А это еще что? Он поднес книгу совсем близко к лицу, не понимая, почему буквы идут в два слоя, потер пальцем и понял, что между строк чьи-то карандашные записи. Дневник? Алекс весь подобрался, закусил губу и принялся расшифровывать записи.
«05 сентября 1909 г. Я сижу взаперти уже третьи сутки и понятия не имею, сколько еще буду здесь находиться. Он издевается надо мной. Я ненавижу его всей душой и телом, он самый настоящий монстр, чем мне больнее, тем больше удовольствия он получает. Я уже слабо верю в спасение. Ненавижу!»
Что-то это Алексу живо напоминало, кто-то еще был здесь до него, кто-то, кого мучил Дан… Алекс продолжил читать.
«09 сентября 1909 г. Никогда не думала, что живое существо может быть настолько жестоко. Я пролежала в бреду двое суток, а он упивался моей энергией, изверг. Но когда я, прикованная к кровати и истекающая кровью, уже читала молитвы, готовясь умереть, появился ОН».
Да, похоже, с Алексом Дан еще довольно мягок и терпелив.
«20 сентября 1909 г. Господи, мне кажется, я люблю его, моего Дана…»
Алекс непонимающе нахмурился. Дана? Того, кто едва ее не убил?
«… если бы он не пришел тогда, я бы точно умерла, он мой спаситель, мой рыцарь, мой ангел, и я готова жизнь за него отдать. Он говорит: Анна, ты особенная, ты моя единственная, мы будем вместе всегда. И я верю ему».
Алекс поморгал, перечитал кусочек заново и понял, что запутался окончательно. Это Дан-то – ангел? Только если с рогами, копытами и хвостом с кисточкой. Но, если так, то кто обижал Анну? НИК?
«5 октября 1909 г. Сегодня был странный день. Братья, даже не верится, что они братья, они настолько разные: Дан добрый и нежный, а Ник… он сатана, я думаю, но мой любимый нежно к нему привязан, поэтому я стараюсь просто избегать Ника, чтобы не причинять боль любимому своей ненавистью к его брату. Так вот, братья торжественно пригласили меня в столовую, и после ужина спросили, с кем из них я хотела бы остаться. Конечно, я выбрала Дана. Какой же прекрасной была наша ночь, он такой нежный, такой любящий, он самый-самый лучший. Я так его люблю».

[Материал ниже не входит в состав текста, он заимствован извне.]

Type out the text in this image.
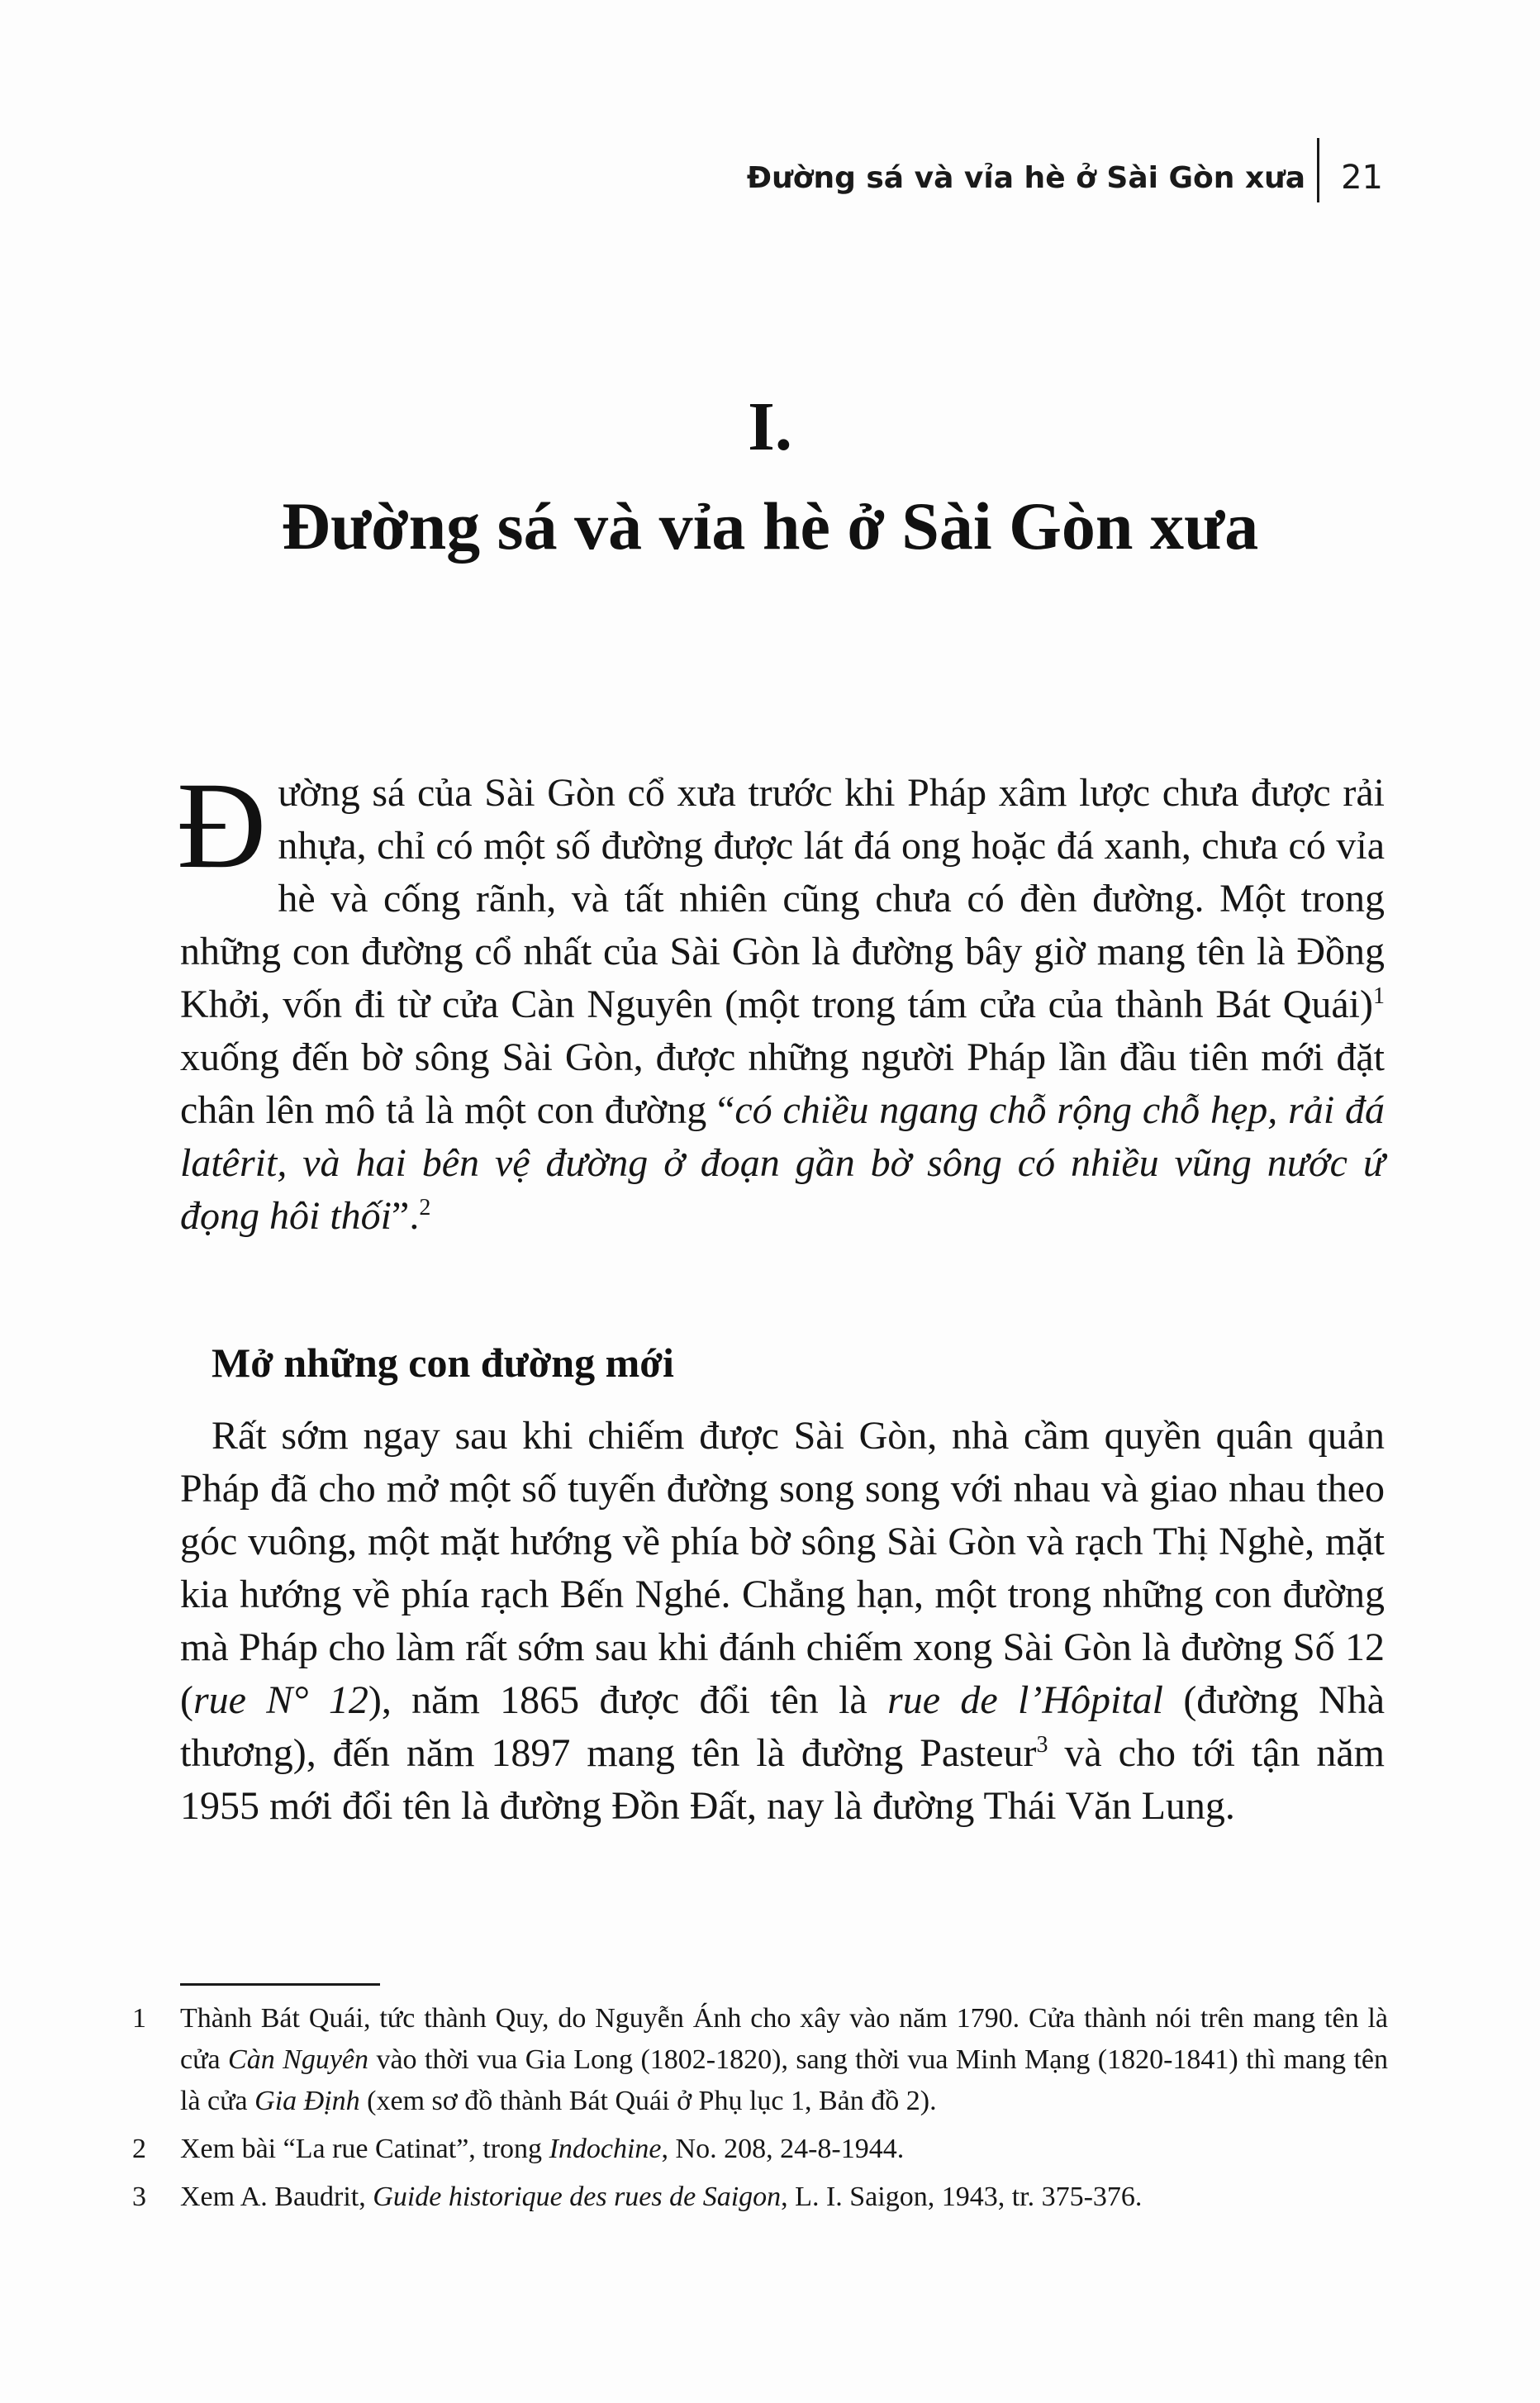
Đường sá và vỉa hè ở Sài Gòn xưa 21
I.
Đường sá và vỉa hè ở Sài Gòn xưa
Đường sá của Sài Gòn cổ xưa trước khi Pháp xâm lược chưa được rải nhựa, chỉ có một số đường được lát đá ong hoặc đá xanh, chưa có vỉa hè và cống rãnh, và tất nhiên cũng chưa có đèn đường. Một trong những con đường cổ nhất của Sài Gòn là đường bây giờ mang tên là Đồng Khởi, vốn đi từ cửa Càn Nguyên (một trong tám cửa của thành Bát Quái)$^1$ xuống đến bờ sông Sài Gòn, được những người Pháp lần đầu tiên mới đặt chân lên mô tả là một con đường “có chiều ngang chỗ rộng chỗ hẹp, rải đá latêrit, và hai bên vệ đường ở đoạn gần bờ sông có nhiều vũng nước ứ đọng hôi thối”.$^2$
Mở những con đường mới
Rất sớm ngay sau khi chiếm được Sài Gòn, nhà cầm quyền quân quản Pháp đã cho mở một số tuyến đường song song với nhau và giao nhau theo góc vuông, một mặt hướng về phía bờ sông Sài Gòn và rạch Thị Nghè, mặt kia hướng về phía rạch Bến Nghé. Chẳng hạn, một trong những con đường mà Pháp cho làm rất sớm sau khi đánh chiếm xong Sài Gòn là đường Số 12 (rue N° 12), năm 1865 được đổi tên là rue de l’Hôpital (đường Nhà thương), đến năm 1897 mang tên là đường Pasteur$^3$ và cho tới tận năm 1955 mới đổi tên là đường Đồn Đất, nay là đường Thái Văn Lung.
1	Thành Bát Quái, tức thành Quy, do Nguyễn Ánh cho xây vào năm 1790. Cửa thành nói trên mang tên là cửa Càn Nguyên vào thời vua Gia Long (1802-1820), sang thời vua Minh Mạng (1820-1841) thì mang tên là cửa Gia Định (xem sơ đồ thành Bát Quái ở Phụ lục 1, Bản đồ 2).
2	Xem bài “La rue Catinat”, trong Indochine, No. 208, 24-8-1944.
3	Xem A. Baudrit, Guide historique des rues de Saigon, L. I. Saigon, 1943, tr. 375-376.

Алекс с широко распахнутыми глазами и раскрытым ртом вчитывался в мелкие буковки, складывающиеся в слова, в которые невозможно было поверить.

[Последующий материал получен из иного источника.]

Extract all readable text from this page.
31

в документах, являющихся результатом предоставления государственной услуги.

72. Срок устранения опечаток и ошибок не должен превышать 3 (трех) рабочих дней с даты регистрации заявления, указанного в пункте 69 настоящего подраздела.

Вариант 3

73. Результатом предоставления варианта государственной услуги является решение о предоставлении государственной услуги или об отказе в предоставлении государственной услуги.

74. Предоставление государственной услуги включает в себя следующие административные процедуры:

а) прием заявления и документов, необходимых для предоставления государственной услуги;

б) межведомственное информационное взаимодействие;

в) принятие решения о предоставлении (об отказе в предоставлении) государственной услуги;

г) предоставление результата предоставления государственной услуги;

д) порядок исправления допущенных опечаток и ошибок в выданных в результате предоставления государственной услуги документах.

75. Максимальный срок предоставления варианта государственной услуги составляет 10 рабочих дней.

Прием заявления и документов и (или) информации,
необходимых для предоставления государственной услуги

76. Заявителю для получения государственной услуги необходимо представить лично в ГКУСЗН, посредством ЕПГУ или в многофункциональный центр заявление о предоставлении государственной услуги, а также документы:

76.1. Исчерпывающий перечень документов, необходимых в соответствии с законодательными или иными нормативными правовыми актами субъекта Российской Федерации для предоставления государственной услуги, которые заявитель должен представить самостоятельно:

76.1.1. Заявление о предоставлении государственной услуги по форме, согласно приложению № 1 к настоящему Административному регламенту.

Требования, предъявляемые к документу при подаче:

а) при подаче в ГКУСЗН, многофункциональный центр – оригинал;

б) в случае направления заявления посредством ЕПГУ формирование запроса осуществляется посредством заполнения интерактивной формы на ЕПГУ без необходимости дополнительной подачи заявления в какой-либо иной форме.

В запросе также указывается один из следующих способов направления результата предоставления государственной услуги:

«10 октября 1909 г. Он любит меня, он сказал, что никого никогда так не любил! Он попросил меня ничего не бояться и обещал, что мы будем вместе вечно. Он точно ангел, мой любимый ангел. Я самая счастливая на свете»
Алекс понял, кто это писал. Как-то раз в разговоре Ник упомянул, что целую вечность назад, а для Алекса сто лет – точно вечность, была девушка-донор, но она погибла, попав под машину (в это время в городе было уже немало машин, в 1901 году были изданы первые «Правила уличного движения» для автомобильного транспорта и, несмотря на низкую скорость передвижения, люди гибли под колесами).
Ник, конечно, не сказал, что это случилось 11 октября 1909 года, и что смерть девушки не была несчастным случаем. Просто младший не любил проигрывать, и никому не желал отдавать брата.
Алекс устало прикрыл глаза и задумался. Странная какая-то история выходила… Получается, Дан - добрый? Свежо предание, да верится с трудом, как говорила бабушка. А Ник? Алекс резко вскочил, осененный внезапной догадкой, подошел к комоду, набрал бутербродов, налил сока и вернулся обратно к кровати.